The Green Function for Elliptic Systems in the Upper-Half Space

TL;DR

This paper provides a detailed analysis of the Green function for second-order elliptic systems in the upper-half space, establishing optimal estimates and boundary regularity results using advanced PDE techniques.

Contribution

It introduces a comprehensive study of the Green function for elliptic systems, including optimal estimates and boundary regularity, employing the Agmon-Douglis-Nirenberg framework and divergence theorem methods.

Findings

Established optimal nontangential maximal function estimates.

Proved regularity results up to the boundary for the Green function.

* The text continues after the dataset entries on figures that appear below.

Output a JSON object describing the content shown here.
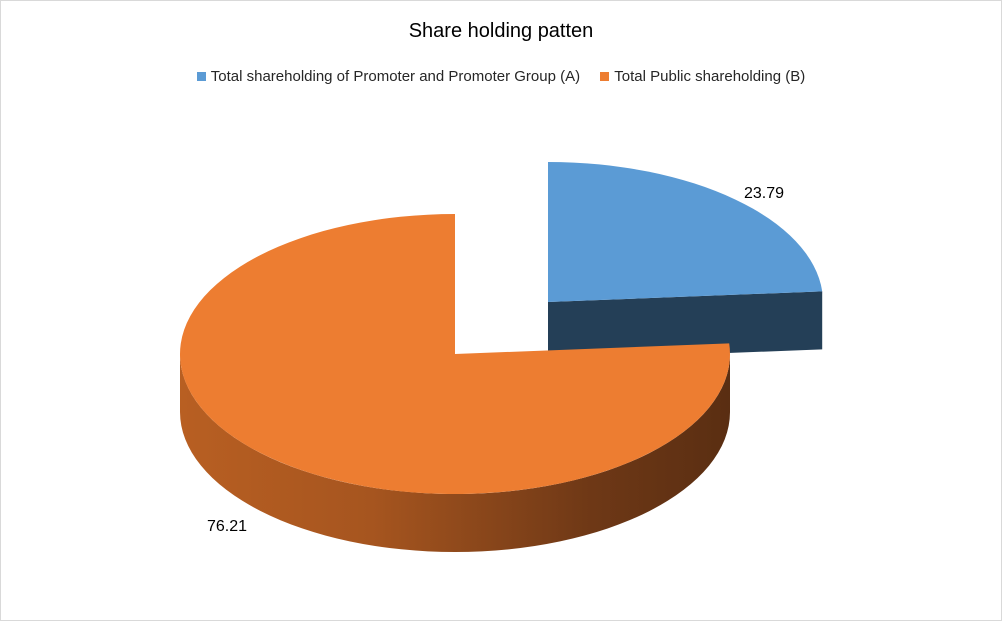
{
  "chart_data": {
    "type": "pie",
    "title": "Share holding patten",
    "categories": [
      "Total shareholding of Promoter and Promoter Group (A)",
      "Total Public shareholding (B)"
    ],
    "values": [
      23.79,
      76.21
    ],
    "data_labels": [
      "23.79",
      "76.21"
    ],
    "colors": [
      "#5b9bd5",
      "#ed7d31"
    ],
    "legend_position": "top",
    "style": "3d-exploded"
  }
}
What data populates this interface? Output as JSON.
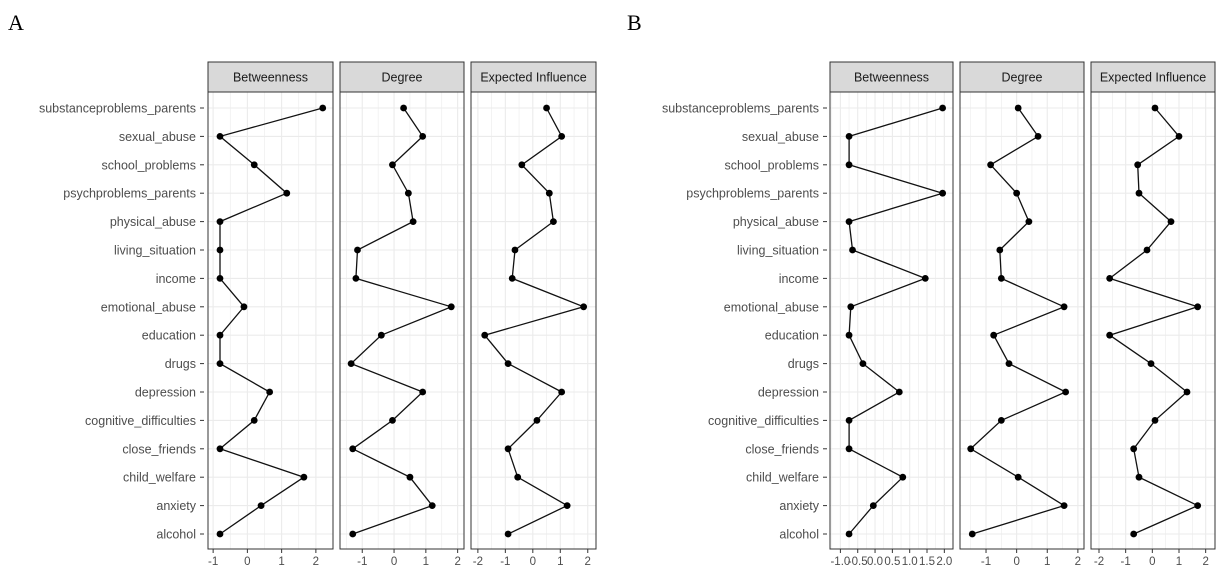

Utilized advanced PDE tools for elliptic systems in half-space.

Abstract

Let $L$ be a second-order, homogeneous, constant (complex) coefficient elliptic system in ${\mathbb{R}}^n$. The goal of this article is provide a qualitative and quantitative study of the nature of the Green function associated with the system $L$ in the upper-half space. Starting with a definition of the Green function which brings forth the minimal features which identify this object uniquely, we establish optimal nontangential maximal function estimates and regularity results up to the boundary for the said Green function. The main tools employed in the proof include the Agmon-Douglis-Nirenberg construction of a Poisson kernel for the system $L$, the Agmon-Douglis-Nirenberg a priori regularity estimates near the boundary, and the brand of Divergence Theorem from the book Geometric Harmonic Analysis Vol. I by the last three authors of this paper in which the boundary trace of the corresponding vector field is taken in nontangential pointwise sense.